Неферт… Явись ко мне, змейка-Неферт, утолить жажду мою водой, принесенной тобою в белоснежной чашечке лотоса…
Яви мне лик твой, змейка-Неферт, светлая любовь моя, прекраснейшее дитя из дочерей Черной Земли…
Дай мне коснуться белого льна твоих одежд, змейка-Неферт, божественное дитя, рожденное из лотоса…
…Безоблачное, светло-голубое небо казалось лежавшему в траве Жене Чернецкому похожим на безбрежное течение Нила.
Прозрачный блеск воды в прибрежных зарослях лотосов кажется зеленоватым. Сейчас из стены темно-зеленых высоких стеблей покажется загнутый нос узкой тростниковой ладьи… Сейчас расступятся стебли, пропуская длинную и узкую, как тело змеи, ладью…
А может быть, я все же встречу тебя здесь в человеческом облике?
Ведь встретил же я «товарища от Бога, В веках дарованного мне», правда, затем, чтобы тут же потерять… Может быть — мы и не встретимся в этой жизни больше…
Перед Жениными глазами поплыли картины снежно-серого бессолнечного дня, снег в синеватых тенях, молочное небо, Сережа, в расстегнутом белом полушубке, с непокрытой головой, холодное лицо, папироса в руке, небрежно, между двумя затяжками брошенная фраза:
«Кстати, Его Высокопревосходительство благоволит отправить меня к Родзянке». И свой спокойный, с чуть насмешливой интонацией голос: «Право? И — надолго?» — «Полагаю — да. От Родзянки я, кажется, отправлюсь еще дальше…»

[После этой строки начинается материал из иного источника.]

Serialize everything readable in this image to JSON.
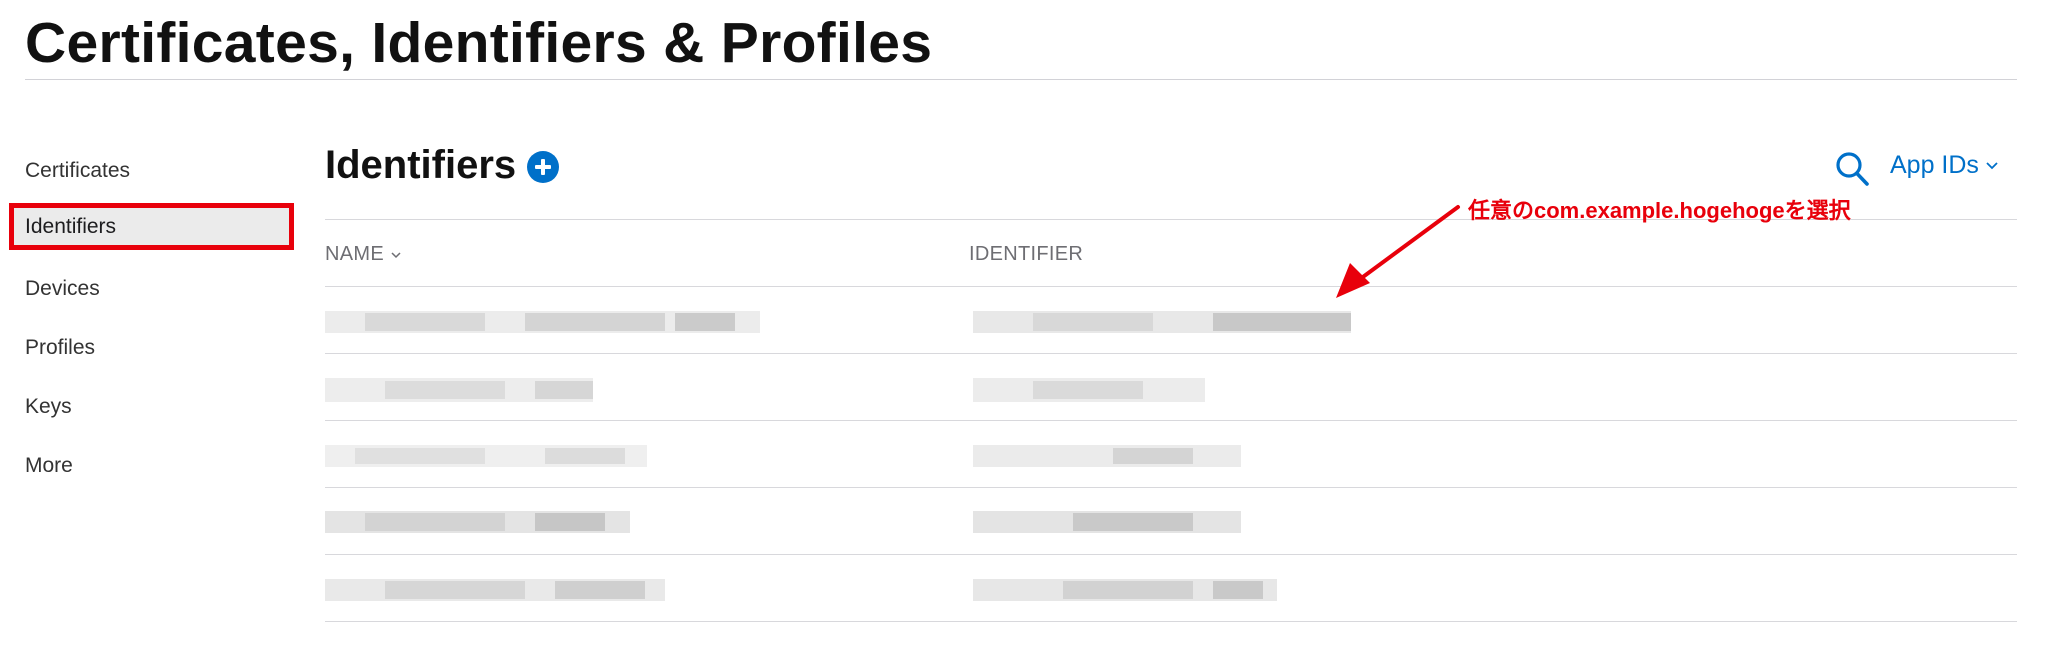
{
  "page": {
    "title": "Certificates, Identifiers & Profiles"
  },
  "sidebar": {
    "items": [
      {
        "label": "Certificates",
        "active": false
      },
      {
        "label": "Identifiers",
        "active": true
      },
      {
        "label": "Devices",
        "active": false
      },
      {
        "label": "Profiles",
        "active": false
      },
      {
        "label": "Keys",
        "active": false
      },
      {
        "label": "More",
        "active": false
      }
    ]
  },
  "main": {
    "title": "Identifiers",
    "add_icon": "plus-circle-icon",
    "search_icon": "search-icon",
    "filter": {
      "selected": "App IDs",
      "icon": "chevron-down-icon"
    },
    "table": {
      "columns": [
        {
          "label": "NAME",
          "sortable": true
        },
        {
          "label": "IDENTIFIER",
          "sortable": false
        }
      ],
      "rows_note": "cell contents are pixelated / blurred out in the screenshot"
    },
    "annotation": {
      "text": "任意のcom.example.hogehogeを選択",
      "color": "#e8000b"
    }
  },
  "colors": {
    "accent": "#0070c9",
    "highlight_border": "#e8000b",
    "active_item_bg": "#ebebeb",
    "divider": "#d8d8dc"
  }
}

Мы же понимали, что это — конец! Как будто под ногами треснула льдина и через мгновение течение стремительно разведет в стороны ее куски, неся и сталкивая дальше… Странный образ… Почему мы так расстались — мы же знали, что это по меньшей мере — надолго?

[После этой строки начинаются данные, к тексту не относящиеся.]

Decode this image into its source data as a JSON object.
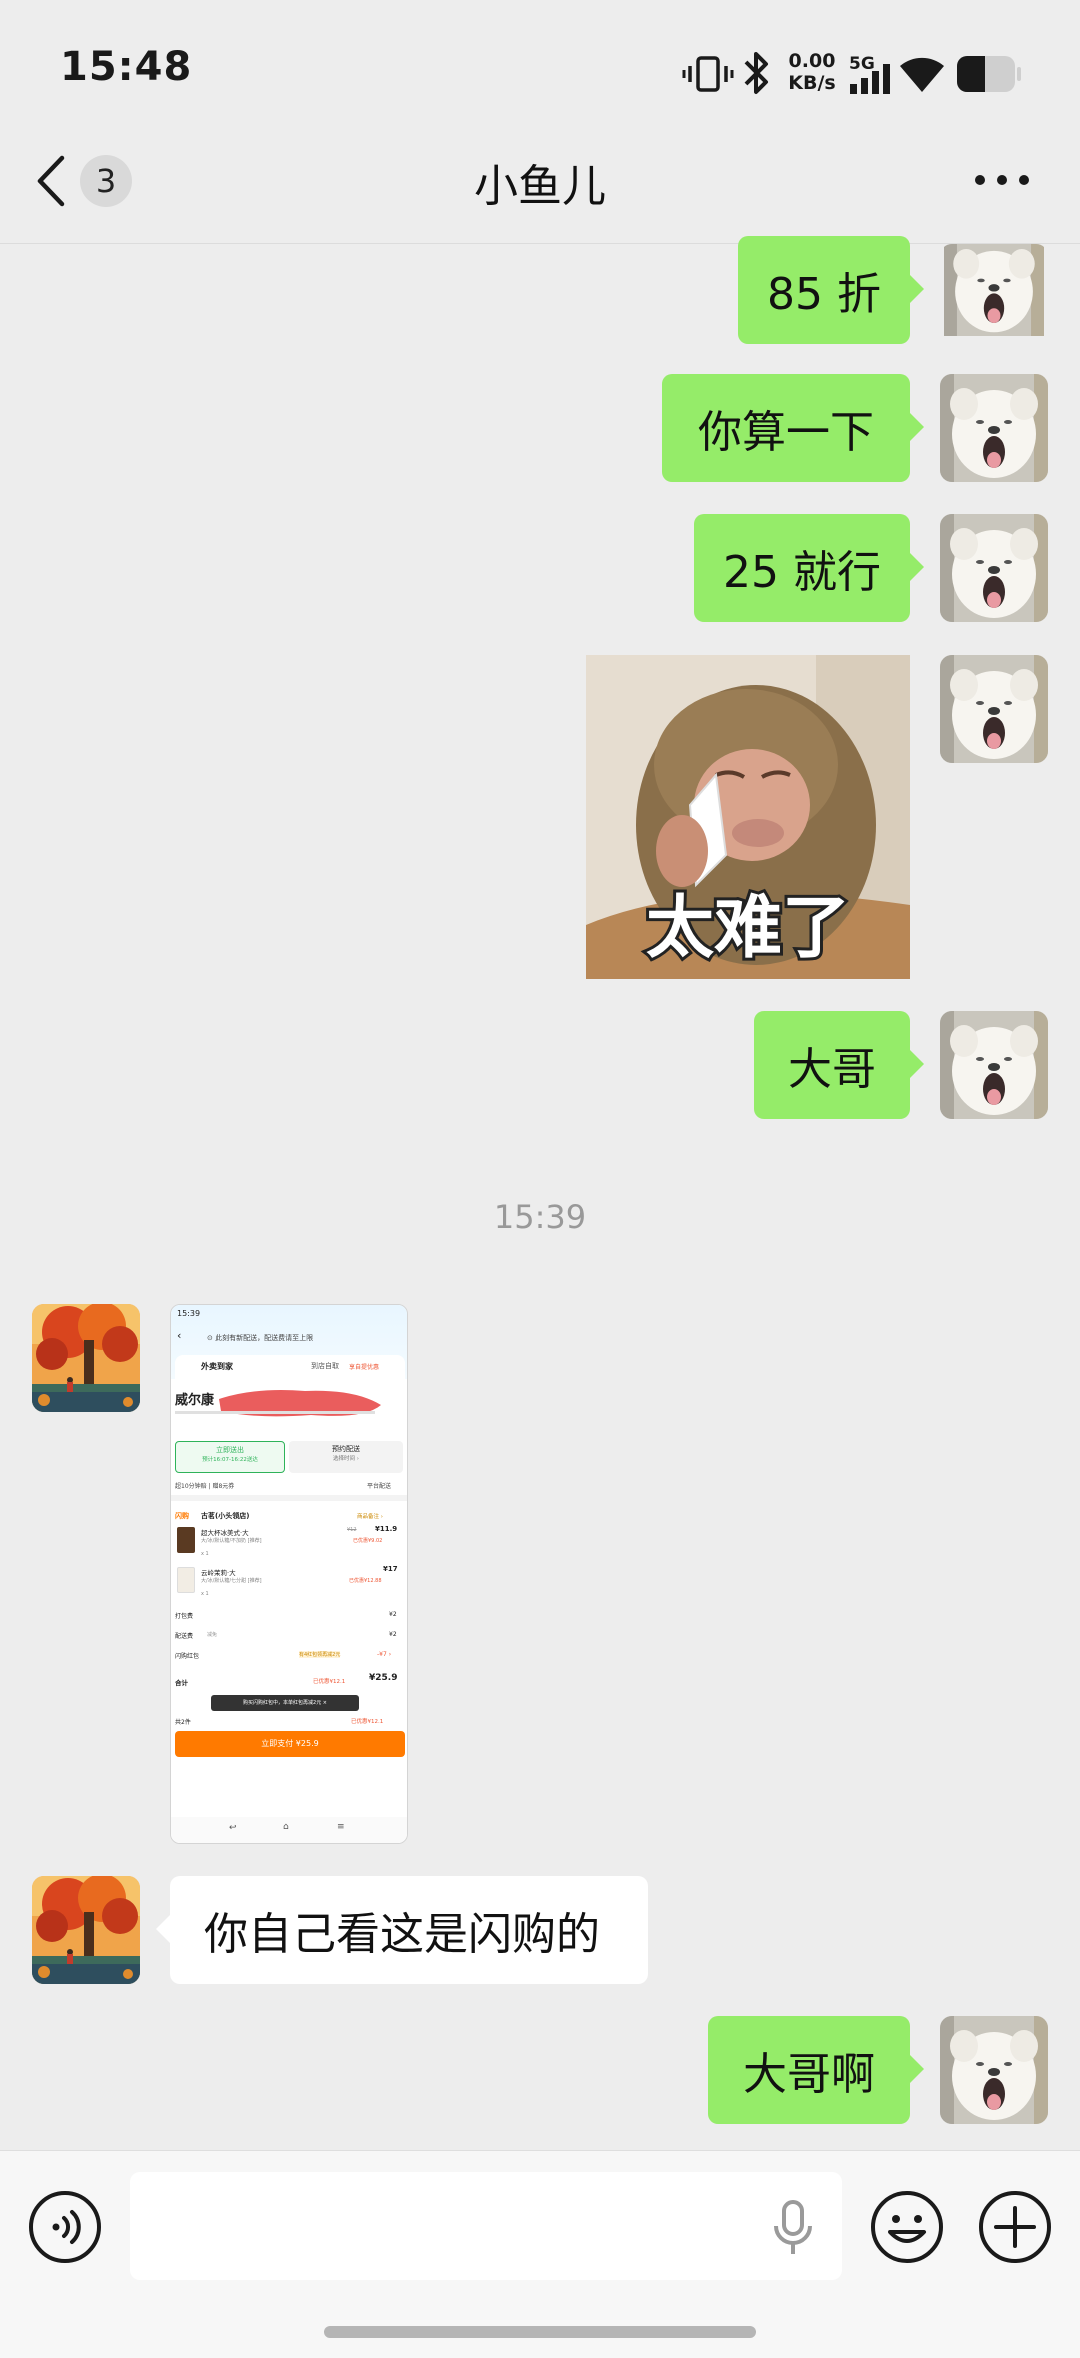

«Куда я дел эту дурацкую записную книжку? А, вот, в кармане. Ну, кажется, пора. Собственно, мы все равно совершаем прогулку в одном направлении…» Мы же понимали, что это — конец. И почему-то в утро его отъезда, как обычно, едва перебрасывались за завтраком фразами… И все-таки мы же до сих пор слышим друг друга… Сережа, я не могу даже сказать, что тебя нет рядом, потому что чувствую тебя в себе, чувствую натяжение тонкой ниточки где-то в душе, ответную соединенность с тобой. Так, как я почувствовал ее; когда увидел тебя впервые — в этой жизни. И тот разговор ночью…
— Индия, Индия…
— А ну их… Индия — просто очень большая и старая безвкусица. А Египет…

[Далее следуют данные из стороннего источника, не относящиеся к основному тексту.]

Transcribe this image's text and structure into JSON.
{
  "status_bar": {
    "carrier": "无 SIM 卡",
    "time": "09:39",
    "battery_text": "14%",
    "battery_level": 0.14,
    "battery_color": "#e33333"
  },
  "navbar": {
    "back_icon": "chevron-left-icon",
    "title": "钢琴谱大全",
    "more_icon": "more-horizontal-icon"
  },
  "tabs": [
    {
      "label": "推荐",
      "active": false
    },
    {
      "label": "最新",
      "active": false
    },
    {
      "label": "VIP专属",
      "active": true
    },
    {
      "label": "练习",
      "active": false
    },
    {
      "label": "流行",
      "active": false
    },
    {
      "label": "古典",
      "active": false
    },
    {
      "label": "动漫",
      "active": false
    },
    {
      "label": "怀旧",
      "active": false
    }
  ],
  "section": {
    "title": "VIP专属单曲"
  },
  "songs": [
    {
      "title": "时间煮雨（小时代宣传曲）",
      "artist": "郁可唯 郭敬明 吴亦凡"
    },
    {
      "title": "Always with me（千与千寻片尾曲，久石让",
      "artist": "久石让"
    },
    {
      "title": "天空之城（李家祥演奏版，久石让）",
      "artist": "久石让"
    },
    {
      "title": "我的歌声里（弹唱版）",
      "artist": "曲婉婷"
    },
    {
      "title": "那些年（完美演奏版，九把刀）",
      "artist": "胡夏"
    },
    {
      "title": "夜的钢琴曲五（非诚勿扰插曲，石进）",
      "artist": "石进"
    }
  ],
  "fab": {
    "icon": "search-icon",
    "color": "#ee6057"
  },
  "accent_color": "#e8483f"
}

— Египет — спящий Царь Миров. Знаешь, а ведь во мне…
— Что в тебе?
— Нет, ничего… Пустое. Ты говорил…
— Parbleu40. Мне нравится твоя манера недоговаривать.
— В моих обстоятельствах простительна некоторая забота о собственной безопасности.
— Каковы же ваши обстоятельства, милорд? — Прищуренные глаза — всегда выдающий Сережу признак злости. Взгляд брошен на Женю, как спущенное с пружинки лезвие: сам Сережа в жизни не видал таких ножей.
— О, пустяки. Нечто наподобие прогулки по канату. Так что не пеняй на недоговорочки.
— А ведь ты врешь, Чернецкой. Ты воображаешь, я не вижу, что, открывая рот для таких якобы неосторожных фраз, ты уже знаешь, на каком слове себя оборвешь. Танцы на канате тебя вполне развлекают самого.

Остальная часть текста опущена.